Seven Seconds of Fame Or Several Years Of Pain?
It has been fascinating and somewhat unsettling to watch the media frenzy that has occurred in the aftermath of the disappearance of Malaysian Airlines Flight MH370.
The scramble to be the first to report the latest news, the newest theory or the inside scoop has resulted in some interesting viewing/reading. Of course, in the rush to be the first, news outlets, radio stations and TV producers have been shaking every tree in an effort to find security experts with suitably impressive titles who are prepared to go on the public record and make headline grabbing statements.
It can be very flattering when you are asked to appear as an expert on a television program or radio broadcast, or to be quoted in a major newspaper. However, in such situations, it is imperative that one be mindful of the long-term consequences of his or her actions.
Aviation security is not an insignificant matter. It can and does cost airlines millions of dollars per year – adding extra layers to that process can easily cost additional millions per year. Furthermore, following the events of 9/11 back in 2001, the dip in tickets sales experienced across the aviation sector (resulting in a lack of confidence from travellers) drove some airlines out of business while virtually crippling others. All it takes is one careless comment, one poorly worded statement from a purportedly reputable expert to send politicians and the public into a panic and before you know it, we are all once again queuing up for hour after hour before a flight and enduring multiple screening checks.

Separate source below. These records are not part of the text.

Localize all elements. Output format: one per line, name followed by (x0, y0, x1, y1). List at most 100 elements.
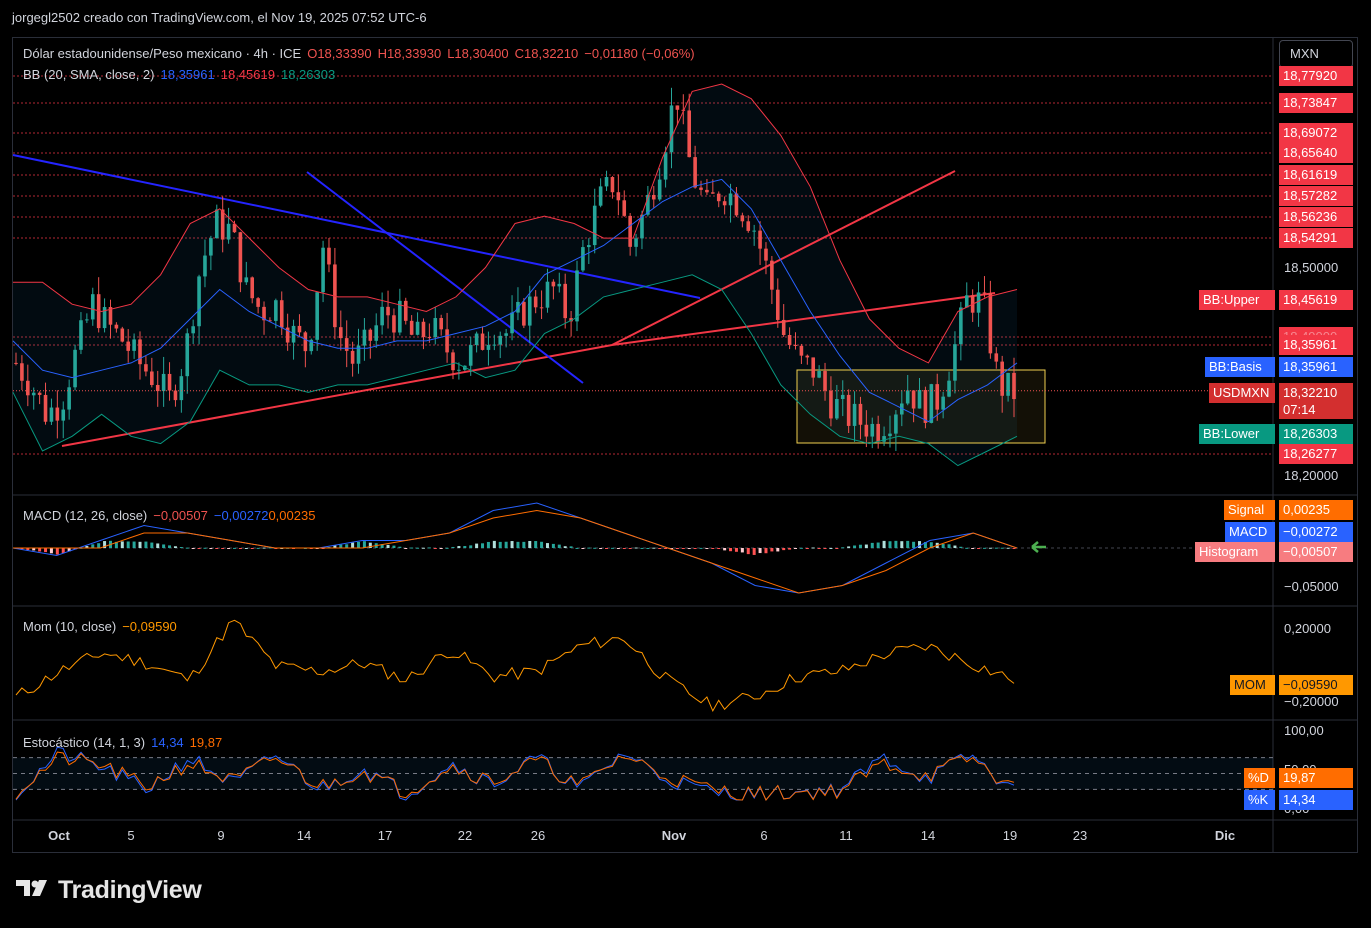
macd-hist-bar (965, 547, 969, 549)
macd-hist-bar (1006, 547, 1010, 549)
signal-price: 0,00235 (1279, 500, 1353, 520)
macd-hist-bar (61, 548, 65, 554)
rising-trendline (611, 292, 996, 346)
candle-body (929, 384, 934, 423)
candle-body (728, 193, 733, 206)
bar-countdown: 07:14 (1279, 401, 1353, 419)
macd-hist-bar (522, 541, 526, 548)
level-price-label: 18,57282 (1279, 186, 1353, 206)
candle-body (1000, 361, 1004, 396)
candle-body (758, 230, 762, 249)
candle-body (55, 407, 60, 421)
currency-button[interactable]: MXN (1279, 40, 1353, 68)
macd-hist-bar (717, 548, 721, 549)
macd-legend[interactable]: MACD (12, 26, close) −0,00507 −0,002720,00… (23, 508, 321, 523)
macd-hist-bar (882, 540, 886, 548)
macd-hist-bar (788, 548, 792, 550)
time-axis-label: Nov (661, 828, 687, 843)
macd-hist-bar (782, 548, 786, 551)
candle-body (167, 373, 172, 391)
macd-hist-bar (758, 548, 762, 554)
candle-body (214, 209, 219, 239)
candle-body (982, 292, 987, 294)
main-legend: Dólar estadounidense/Peso mexicano · 4h … (23, 46, 701, 61)
macd-value: −0,00272 (213, 508, 269, 523)
macd-hist-bar (357, 541, 361, 548)
macd-hist-bar (971, 548, 975, 549)
candle-body (953, 344, 957, 381)
macd-hist-bar (469, 545, 473, 548)
macd-hist-bar (545, 543, 549, 548)
candle-body (604, 177, 609, 187)
candle-body (150, 371, 154, 385)
bb-legend[interactable]: BB (20, SMA, close, 2) 18,35961 18,45619 18… (23, 67, 341, 82)
macd-hist-bar (734, 548, 738, 552)
macd-hist-bar (85, 546, 89, 548)
macd-hist-bar (587, 547, 591, 549)
macd-hist-bar (516, 541, 520, 548)
candle-body (882, 436, 886, 442)
candle-body (569, 318, 573, 322)
candle-body (610, 177, 615, 193)
macd-hist-bar (847, 546, 851, 548)
mom-price: −0,09590 (1279, 675, 1353, 695)
macd-hist-bar (504, 541, 508, 548)
macd-hist-bar (888, 541, 892, 548)
candle-body (876, 423, 880, 442)
stoch-d-line (15, 751, 1015, 801)
macd-hist-bar (729, 548, 733, 552)
price-tick: 18,20000 (1284, 468, 1339, 483)
macd-tick: −0,05000 (1284, 579, 1339, 594)
time-axis-label: Dic (1214, 828, 1236, 843)
macd-hist-bar (156, 543, 160, 548)
macd-hist-bar (114, 541, 118, 548)
momentum-line (15, 619, 1015, 713)
candle-body (911, 390, 916, 409)
stoch-k-price: 14,34 (1279, 790, 1353, 810)
candle-body (43, 394, 48, 422)
level-price-label: 18,61619 (1279, 165, 1353, 185)
candle-body (905, 390, 910, 404)
macd-hist-bar (664, 548, 668, 549)
candle-body (840, 394, 845, 400)
macd-hist-bar (799, 547, 803, 549)
macd-hist-bar (197, 548, 201, 549)
macd-hist-bar (988, 547, 992, 549)
macd-hist-bar (699, 547, 703, 549)
chart-frame (12, 37, 1358, 853)
macd-hist-bar (817, 548, 821, 549)
macd-hist-bar (333, 545, 337, 548)
macd-line (12, 502, 1018, 594)
candle-body (947, 380, 951, 397)
macd-hist-bar (44, 548, 48, 553)
stoch-legend[interactable]: Estocástico (14, 1, 3) 14,34 19,87 (23, 735, 228, 750)
macd-hist-bar (581, 548, 585, 549)
candle-body (220, 209, 225, 240)
candle-body (823, 371, 827, 391)
macd-hist-bar (853, 545, 857, 548)
macd-hist-bar (776, 548, 780, 552)
open-value: O18,33390 (307, 46, 372, 61)
candle-body (522, 301, 526, 326)
mom-tag: MOM (1230, 675, 1275, 695)
candle-body (374, 325, 379, 341)
symbol-name[interactable]: Dólar estadounidense/Peso mexicano · 4h … (23, 46, 302, 61)
candle-body (250, 277, 255, 299)
candle-body (675, 105, 680, 110)
candle-body (433, 318, 438, 338)
candle-body (775, 289, 780, 320)
macd-hist-bar (481, 543, 485, 548)
candle-body (492, 344, 497, 346)
bb-basis-tag: BB:Basis (1205, 357, 1275, 377)
macd-hist-bar (380, 544, 384, 548)
macd-hist-bar (209, 548, 213, 549)
bb-lower-price: 18,26303 (1279, 424, 1353, 444)
time-axis-label: 17 (377, 828, 393, 843)
mom-legend[interactable]: Mom (10, close) −0,09590 (23, 619, 183, 634)
candle-body (864, 424, 869, 437)
candle-body (309, 339, 314, 352)
candle-body (161, 373, 166, 392)
time-axis-label: 19 (1002, 828, 1018, 843)
macd-hist-bar (740, 548, 744, 553)
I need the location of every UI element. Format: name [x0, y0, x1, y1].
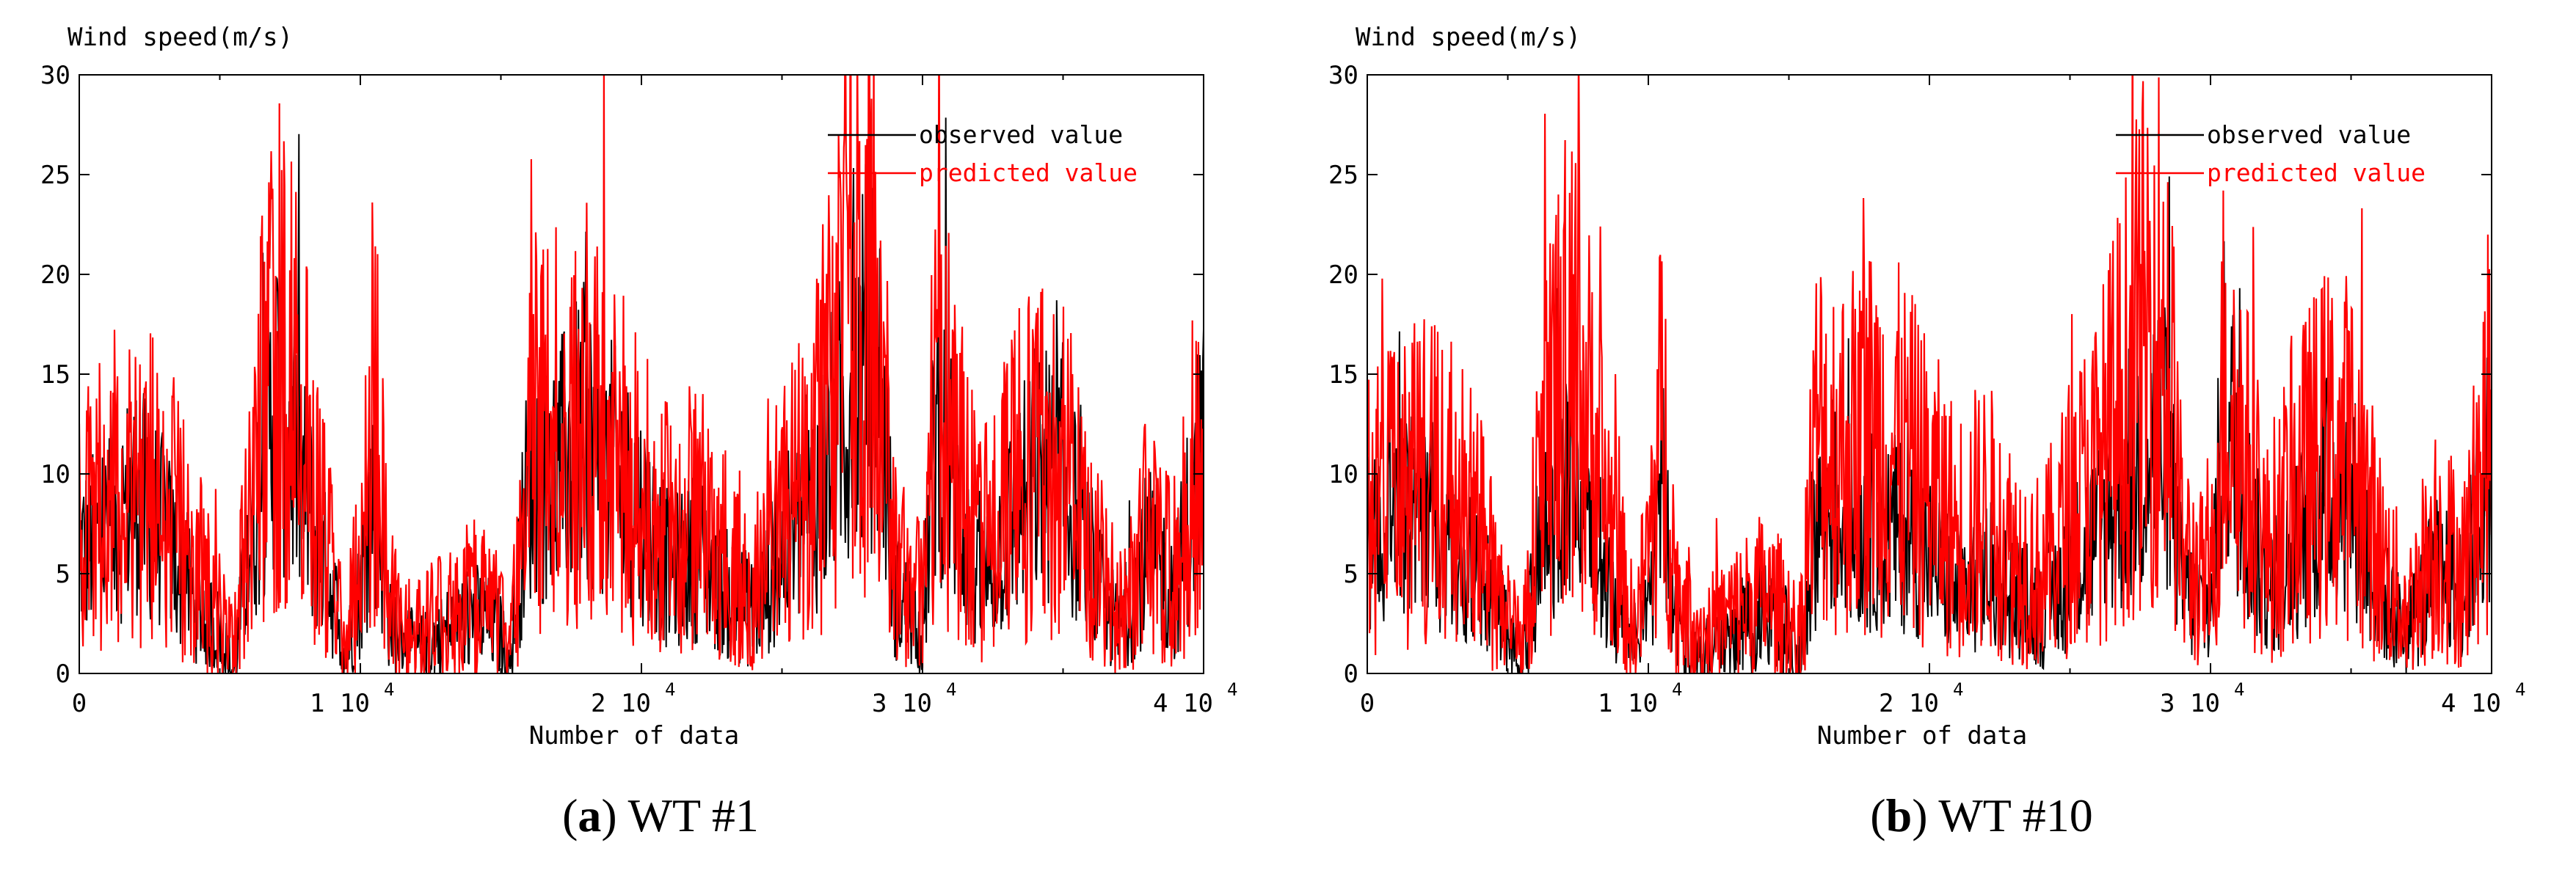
y-tick-label: 25: [40, 161, 70, 190]
caption-b: (b) WT #10: [1870, 789, 2093, 841]
x-tick-exponent: 4: [2234, 679, 2244, 700]
y-tick-label: 30: [1328, 61, 1358, 90]
chart-panel-a: Wind speed(m/s) 0 5 10 15 20 25 30 0 1 10 4 2 10 4 3 …: [40, 23, 1237, 750]
legend-label: predicted value: [919, 158, 1138, 187]
x-tick-exponent: 4: [1953, 679, 1963, 700]
legend-label: observed value: [2207, 120, 2411, 149]
series-line-predicted-value: [79, 75, 1204, 673]
y-tick-label: 30: [40, 61, 70, 90]
x-tick-exponent: 4: [665, 679, 675, 700]
y-tick-label: 25: [1328, 161, 1358, 190]
y-tick-label: 20: [40, 260, 70, 290]
x-tick-label: 4 10: [2441, 689, 2501, 718]
chart-panel-b: Wind speed(m/s) 0 5 10 15 20 25 30 0 1 10 4 2 10 4 3 …: [1328, 23, 2525, 750]
caption-b-letter: b: [1885, 789, 1913, 841]
y-tick-label: 15: [40, 360, 70, 390]
x-tick-label: 3 10: [2160, 689, 2220, 718]
y-axis-label: Wind speed(m/s): [1356, 23, 1581, 52]
x-tick-exponent: 4: [946, 679, 956, 700]
legend-label: observed value: [919, 120, 1123, 149]
y-tick-label: 5: [1344, 560, 1358, 589]
y-tick-label: 5: [56, 560, 70, 589]
y-tick-label: 10: [1328, 460, 1358, 489]
y-tick-label: 15: [1328, 360, 1358, 390]
x-tick-label: 0: [72, 689, 87, 718]
caption-b-label: WT #10: [1938, 789, 2093, 841]
x-axis-label: Number of data: [529, 721, 740, 750]
x-tick-label: 3 10: [872, 689, 932, 718]
caption-a-letter: a: [578, 789, 602, 841]
x-tick-label: 1 10: [1598, 689, 1658, 718]
y-tick-label: 20: [1328, 260, 1358, 290]
caption-a-label: WT #1: [627, 789, 759, 841]
x-tick-label: 0: [1360, 689, 1375, 718]
y-tick-label: 0: [1344, 660, 1358, 689]
x-tick-label: 4 10: [1153, 689, 1213, 718]
x-tick-label: 2 10: [591, 689, 651, 718]
x-axis-label: Number of data: [1817, 721, 2028, 750]
x-tick-exponent: 4: [1672, 679, 1682, 700]
x-tick-label: 1 10: [310, 689, 370, 718]
y-tick-label: 10: [40, 460, 70, 489]
y-tick-label: 0: [56, 660, 70, 689]
caption-a: (a) WT #1: [562, 789, 759, 841]
legend-label: predicted value: [2207, 158, 2426, 187]
x-tick-label: 2 10: [1879, 689, 1939, 718]
x-tick-exponent: 4: [1227, 679, 1237, 700]
series-line-predicted-value: [1367, 75, 2492, 673]
x-tick-exponent: 4: [384, 679, 394, 700]
x-tick-exponent: 4: [2515, 679, 2525, 700]
y-axis-label: Wind speed(m/s): [68, 23, 293, 52]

Don’t get me wrong, such measures are well and good – if they are warranted; if the threat profile is commensurate to the action. However, going out and making public, sensationalist statements in the absence of any real evidence has no positive benefit for anyone. We all know that politicians are often prone to knee-jerk reactions, needing to be seen to be doing something, regardless of whether or not it is actually going to achieve anything. The efficacy of the actions are often less important than the need to reassure the public that they (the politicians) are ‘on top of it’.
I also do not think I am being unkind in saying that average member of the public has a tendency to believe the statements they hear from experts on television and radio, which is why every security professional needs to be very careful about publically voicing his or her personal theories and hypotheses in the aftermath of such tragic incidents. After all, the very definition of security is to be free from danger or fear. Therefore, to make statements which create fear is to work at cross-purposes to one’s own profession.
The allure of public recognition can be a potent one and I do not suggest that the media should be shunned or ignored. I simply suggest that security professionals have a responsibility to think very carefully about what they say publically during a crisis, lest one’s seven second of fame create many years of pain.